Recently I needed to serialize some data in C++ and it drove me nuts. Does anyone know some good solutions?
Serialiation is the process of loading and saving data. Generally if you have a good library or a good language it can be very easy to save a giant tree of data with very little work. For example in Perl if you have a hash of hashes of arrays of values etc, (some massively complicated structure) you can save it all to a file with like a couple of lines of code and load it back up with a couple of lines as well. With langauges like C you'd have to write hundreds or thousands of lines of code to first save all the data and then re−load it.
Java and C# come with serialization built into their standard libraries so it's relatively easy to load and save. Java in particular supposedly has lots of issues but I'm sure their are workarounds.
C++ has no standard serialization and C++ is still an evolving language which means there are newer *features* that are not always compatible with older code. So for example there are the boost libraries which are libraries often created by the very people that work on the C++ spec but which have not made it into the spec yet. One of those is a serialization library. Unfortnately it requires a relatively newer C++ feature called Runtime Type Indentification or RTTI. RTTI code is incompatible with non RTTI code and the stuff I'm writing is a plugin to another program. That program didn't use RTTI so I can't you RTTI in my plugin. So much for using the boost library. Supposedly they have some support for non RTTI but I tried the examples and they would not compile until I turned RTTI on. (Yes, I removed the class that was using RTTI but the compiler still complained that it couldn't include the header files for serialization unless I turned on RTTI). Worse, I tried some simple example with RTTI just to see if it worked and as far as I could tell it didn't actually work. I made a simple structure with a couple of floats, serialized the struct as per the docs and looked at the data, the floats were not in there.

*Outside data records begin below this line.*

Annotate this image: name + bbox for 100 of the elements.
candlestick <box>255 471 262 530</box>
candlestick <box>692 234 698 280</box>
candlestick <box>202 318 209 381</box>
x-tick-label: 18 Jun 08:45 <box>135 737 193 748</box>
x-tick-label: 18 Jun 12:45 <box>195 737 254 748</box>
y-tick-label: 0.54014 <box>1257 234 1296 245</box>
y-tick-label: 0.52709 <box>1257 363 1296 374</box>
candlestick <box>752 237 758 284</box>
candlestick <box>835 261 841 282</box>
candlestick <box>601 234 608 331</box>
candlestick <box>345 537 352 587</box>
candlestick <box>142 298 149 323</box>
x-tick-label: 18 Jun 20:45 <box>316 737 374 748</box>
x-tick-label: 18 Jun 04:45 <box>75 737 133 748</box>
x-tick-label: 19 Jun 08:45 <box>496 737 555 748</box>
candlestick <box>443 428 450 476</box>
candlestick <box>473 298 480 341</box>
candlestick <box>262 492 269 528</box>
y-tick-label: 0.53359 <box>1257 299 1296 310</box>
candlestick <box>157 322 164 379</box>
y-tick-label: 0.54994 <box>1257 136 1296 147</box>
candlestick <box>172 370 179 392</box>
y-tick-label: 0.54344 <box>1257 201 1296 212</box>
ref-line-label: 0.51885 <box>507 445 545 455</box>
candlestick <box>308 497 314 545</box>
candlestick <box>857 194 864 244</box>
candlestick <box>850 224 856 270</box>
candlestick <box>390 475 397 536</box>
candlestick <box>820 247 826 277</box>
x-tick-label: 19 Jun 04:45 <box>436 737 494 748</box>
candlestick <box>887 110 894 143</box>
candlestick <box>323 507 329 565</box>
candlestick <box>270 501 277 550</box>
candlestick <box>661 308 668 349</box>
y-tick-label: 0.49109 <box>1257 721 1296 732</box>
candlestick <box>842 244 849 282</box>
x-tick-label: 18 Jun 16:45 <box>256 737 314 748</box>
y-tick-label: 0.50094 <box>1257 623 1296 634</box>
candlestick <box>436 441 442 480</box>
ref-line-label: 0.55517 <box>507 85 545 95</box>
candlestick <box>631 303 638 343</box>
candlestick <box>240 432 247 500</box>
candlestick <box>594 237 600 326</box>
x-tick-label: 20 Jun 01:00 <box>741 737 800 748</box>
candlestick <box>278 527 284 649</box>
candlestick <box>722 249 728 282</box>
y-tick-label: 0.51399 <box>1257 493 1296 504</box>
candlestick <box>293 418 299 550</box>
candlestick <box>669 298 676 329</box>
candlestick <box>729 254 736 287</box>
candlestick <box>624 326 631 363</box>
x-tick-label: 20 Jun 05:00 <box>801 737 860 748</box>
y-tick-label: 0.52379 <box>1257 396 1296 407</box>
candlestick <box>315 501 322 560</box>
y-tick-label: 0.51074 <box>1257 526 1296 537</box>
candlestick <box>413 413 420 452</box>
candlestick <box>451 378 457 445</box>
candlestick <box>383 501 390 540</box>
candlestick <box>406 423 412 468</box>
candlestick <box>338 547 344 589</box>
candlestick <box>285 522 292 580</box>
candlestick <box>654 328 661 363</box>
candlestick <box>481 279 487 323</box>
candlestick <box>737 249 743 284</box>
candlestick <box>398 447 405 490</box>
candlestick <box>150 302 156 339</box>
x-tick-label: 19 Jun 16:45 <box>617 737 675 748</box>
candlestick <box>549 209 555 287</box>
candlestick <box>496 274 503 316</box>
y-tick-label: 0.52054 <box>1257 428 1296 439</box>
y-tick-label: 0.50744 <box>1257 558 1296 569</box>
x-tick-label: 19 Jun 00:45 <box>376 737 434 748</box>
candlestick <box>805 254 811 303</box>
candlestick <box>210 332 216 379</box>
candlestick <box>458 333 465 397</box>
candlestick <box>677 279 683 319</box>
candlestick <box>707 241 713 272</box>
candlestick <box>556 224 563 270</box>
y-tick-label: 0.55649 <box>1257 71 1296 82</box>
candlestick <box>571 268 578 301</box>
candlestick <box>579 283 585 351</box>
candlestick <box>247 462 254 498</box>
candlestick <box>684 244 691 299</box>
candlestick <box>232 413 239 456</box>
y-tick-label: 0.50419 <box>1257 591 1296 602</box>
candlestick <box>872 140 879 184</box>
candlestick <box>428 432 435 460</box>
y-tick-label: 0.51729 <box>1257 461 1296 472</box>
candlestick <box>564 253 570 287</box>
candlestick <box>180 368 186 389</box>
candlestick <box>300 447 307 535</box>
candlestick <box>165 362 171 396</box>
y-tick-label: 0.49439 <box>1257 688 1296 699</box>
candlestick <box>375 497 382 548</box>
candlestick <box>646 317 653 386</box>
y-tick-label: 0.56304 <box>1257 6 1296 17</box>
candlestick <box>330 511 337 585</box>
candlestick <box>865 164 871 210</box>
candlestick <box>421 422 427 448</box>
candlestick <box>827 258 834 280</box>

Maybe that's an issue with VC++ 2003 although the docs claimed it works with no problems.
I found the s11n library. It doesn't say if it requires RTTI or not. Unfortunately it does say they don't support VC++ and they don't support graphs which is something I need. A graph in data terms means you have things that point to each other. For example a house may have a reference to its landlord and the landlord might have a list of references to houses she owns. A system that doesn't support graphs could not save that data, it could only save the connection one way, either houses could save their landlord or landlords could save their houses but the connection between them going the opposite way would be lost.
I found the Eternity library. It also requires RTTI 😞
Someone suggested trying to pull out the CArchive feature of MFC (Microsoft Foundation Classes). They support serialization without RTTI (as RTTI didn't exist when MFC was created) but they required you to base every object you wanted to serialize on CObject and I really did not want to get into multiple inheritance issues.
Another minor requirement is that I'd like the serialization library to save in XML. XML is relatively easy to read for a human so having the option to load and save as XML means it's easy to load up the data in a text editor and check for problems. Java and C# both support this. It's one extra line of code in Perl. The boost library is supposed to support this as well but as I already pointed out it doesn't seem I can use that library.
To give you an example of how important a serialization library is, in my current project I have 2 tools. One tool writes a bunch of data, the second tool reads that data and processes it. If I had a working serialization library it would be as little as a single line of code in each tool to load and save the data. As I added new data to tool 1 it would automatically be loadable in tool 2. But, as I don't have a working serialization library, saving in tool 1 and loading in tool 2 took between 8 and 14 hours to implement including finding a non giant XML library and then writing support functions for that, then writing the code to use it to deserialize with all the various error checking etc and that was the first time only. Last week I added a bunch of new data and when it came time to load and save that it took another 6 hours. If I had a serialization library that time would be close to 0 hours. Maybe at most 30 minutes to write the few support functions needed. I learned a lot about serialization writing Tanjunka. In that I spent almost no time getting a fairly complicated data graph serialized.
Unfortunately, writing a good serialization library is not a trival task. Maybe to someone that's done it before but my best guess is that it would take me at least a couple of weeks to write a good, easy to use, non obtrusive serialiation library for C++. This is one of those unfun tradeoffs. I actually wasted a week trying out different solutions and fudging trying to write my own until I decided just to do it the old fashion way and manually write saving and loading functions because after a week it was clear to me it was going to take another week or 2 and I didn't have the time. At the same time, everytime I add even a little bit of data I've got to update both programs, something that would basically be handled automatically if I had a serialization library.
If you know of a library please point it out.
- it must serialize/deserialize to XML
- it must support STL containers
- it must support boost::shared_ptr (and containers of shared pointers)
- it must not require RTTI
- it must handle versioning.
- it must be easy to use, not massively cumbersome.
- it would be nice if it wasn't a bazillion lines of code (the boost serialization libraries compile to 7MEG!)